There are nearly 31,400 miles (51,500 km) of rivers running between peaks and across the sprawling plains of Nepal. The many rivers provide the communities with water for drinking and irrigation, fishing as a source of food and livelihood, cultural value and religious connection, and recreational tourism for world-renowned rafting and kayaking.
However, proposed hydropower dam developments, intended to meet the country’s energy development goals, threaten the health and quality of the rivers. Hydropower dams are massive, immobile structures that are expensive to build and disrupt the environment by blocking water and sediment flow, impacting species, ecosystems, and the values that natural rivers provide. These challenges are amplified by the climate crisis, which has the potential to leave communities without water and power.
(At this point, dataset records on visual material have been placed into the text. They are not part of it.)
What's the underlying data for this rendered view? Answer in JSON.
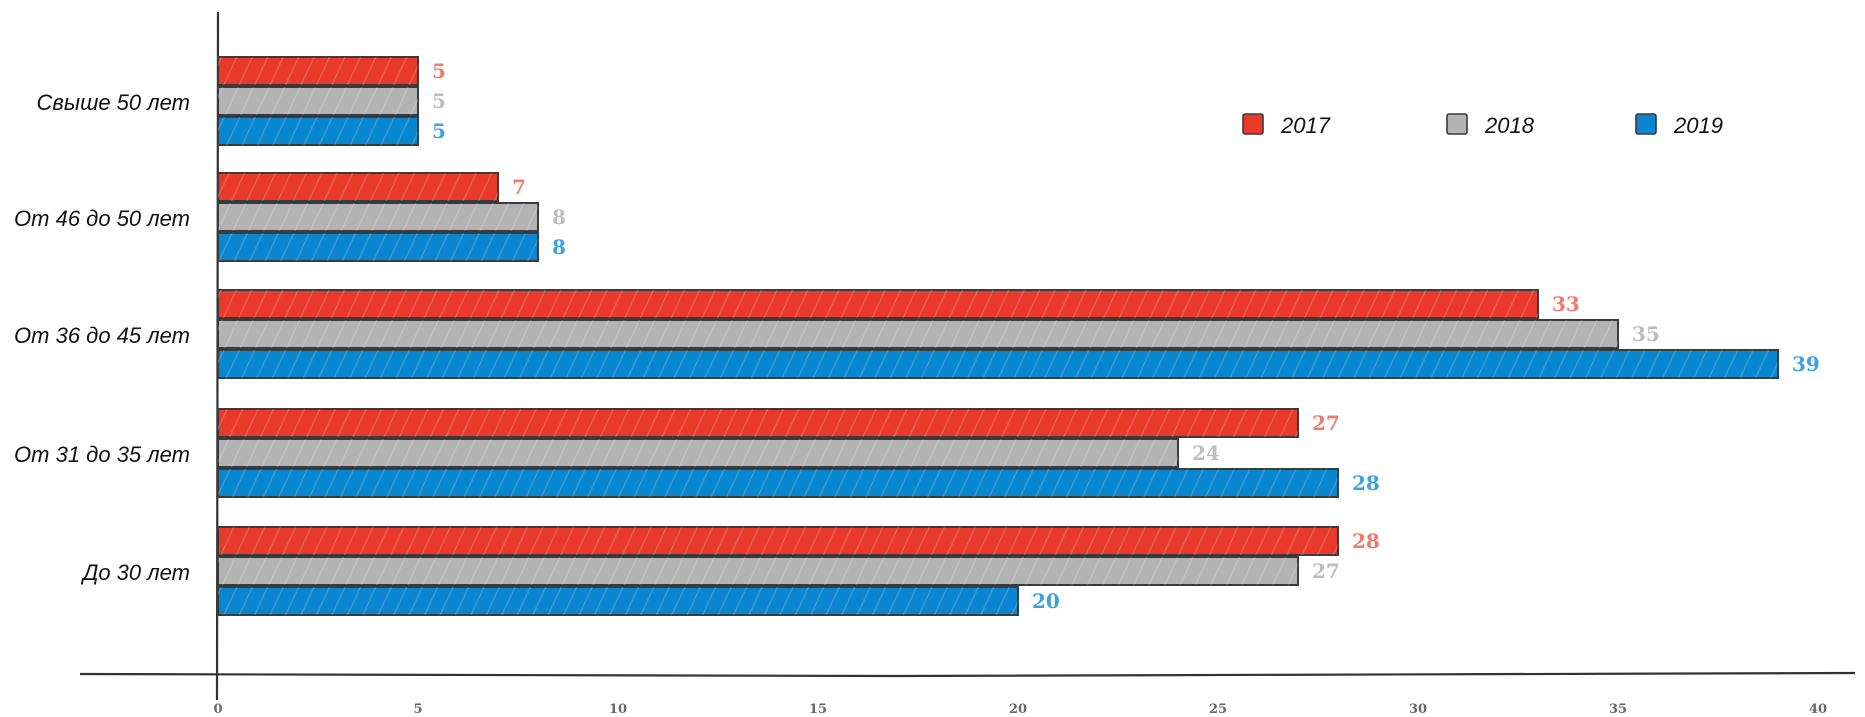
{
  "chart_data": {
    "type": "bar",
    "orientation": "horizontal",
    "categories": [
      "Свыше 50 лет",
      "От 46 до 50 лет",
      "От 36 до 45 лет",
      "От 31 до 35 лет",
      "До 30 лет"
    ],
    "series": [
      {
        "name": "2017",
        "color": "#e8392a",
        "label_color": "#f07a6e",
        "values": [
          5,
          7,
          33,
          27,
          28
        ]
      },
      {
        "name": "2018",
        "color": "#b3b3b3",
        "label_color": "#bdbdbd",
        "values": [
          5,
          8,
          35,
          24,
          27
        ]
      },
      {
        "name": "2019",
        "color": "#0a86d0",
        "label_color": "#3aa3df",
        "values": [
          5,
          8,
          39,
          28,
          20
        ]
      }
    ],
    "xlim": [
      0,
      40
    ],
    "xticks": [
      0,
      5,
      10,
      15,
      20,
      25,
      30,
      35,
      40
    ],
    "xlabel": "",
    "ylabel": "",
    "title": "",
    "legend_position": "top-right",
    "grid": false
  }
}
Nepal has historically dammed rivers for hydropower energy, but current research elsewhere has shown that energy alternatives, such as wind and solar, can achieve the same level of energy generation while avoiding the negative impacts of hydropower. WWF sought to evaluate how Nepal could transition to renewable, low-carbon energy options while protecting rivers and their benefits to nature and people.
The Paani Program was a five-year effort (2016-2020) funded by the US Agency for International Development, to enhance Nepal’s ability to manage water resources through a science-based decision-making process. As one of the many projects funded by Paani, WWF and partners performed a three-component study to assess and model Nepal’s energy options. The study included:
By making informed decisions about hydropower and energy development from the systems scale, there is a greater possibility of finding solutions that meet energy needs without the loss of other values that rivers provide.
The outputs of the Paani Program can help the Government of Nepal identify a suite of projects that have lower impact on rivers for the same energy output. This will benefit both the people and nature of Nepal, as the country can spend less on infrastructure and avoid negative environmental and social impacts with renewable energy alternatives.
System-scale planning for energy development and river protection can be repeated across the globe. With only 1/3 of the world’s longest free-flowing rivers left and the increasing threat of fossil fuel-driven climate change, governments need to assess the opportunities for renewable energy with an integrated approach to protect the existing natural resources.